Hi,
I’m loading SVO data into pytorch like this (simplified version) :
class Load_Data(Dataset):
def __init__(self, data_folder, use_depth_input=False):
self.data_folder = data_folder
self.use_depth_input = use_depth_input
input_path = os.path.join(data_folder, "zed_record.svo")
init_parameters = sl.InitParameters()
init_parameters.set_from_svo_file(input_path)
self.zed = sl.Camera()
self.zed_RGB_Image = sl.Mat()
self.zed_Depth_Map = sl.Mat()
if (err:=self.zed.open(init_parameters)) != sl.ERROR_CODE.SUCCESS:
logger.error(err)
def __len__(self):
return(len(self.datas))
def __getitem__(self, index):
self.zed.set_svo_position(self.datas[index]["Zed_Data_Id"])

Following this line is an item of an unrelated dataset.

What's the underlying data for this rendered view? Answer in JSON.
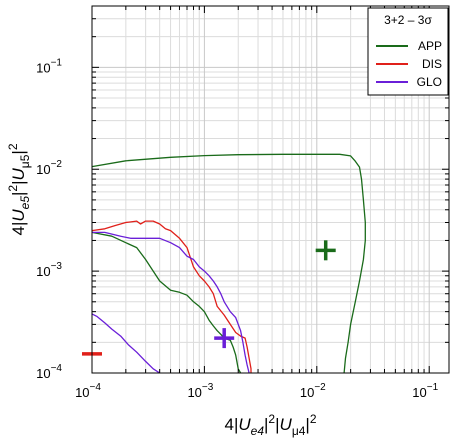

if (err:=self.zed.grab()) == sl.ERROR_CODE.SUCCESS:
self.zed.retrieve_image(self.zed_RGB_Image, sl.VIEW.LEFT)
rgba_image = self.zed_RGB_Image.get_data()
rgb_image = cv2.cvtColor(rgba_image, cv2.COLOR_RGBA2RGB)
images = rgb_image
if self.use_depth_input:
self.zed.retrieve_measure(self.zed_Depth_Map, sl.MEASURE.DEPTH)
Depth_array = self.zed_Depth_Map.get_data()
Depth_array = Depth_array.reshape(rgb_image.shape[0], rgb_image.shape[1], 1)
np.nan_to_num(Depth_array, copy=False)
images = np.concatenate((rgb_image, Depth_array), axis=2)
# (H x W x C) to (C x H x W)
images = images.transpose(2, 0, 1)
images = np.ascontiguousarray(images)
images = torch.from_numpy(images)
return images
But this approach is not fast enough. Is there a better way to do it?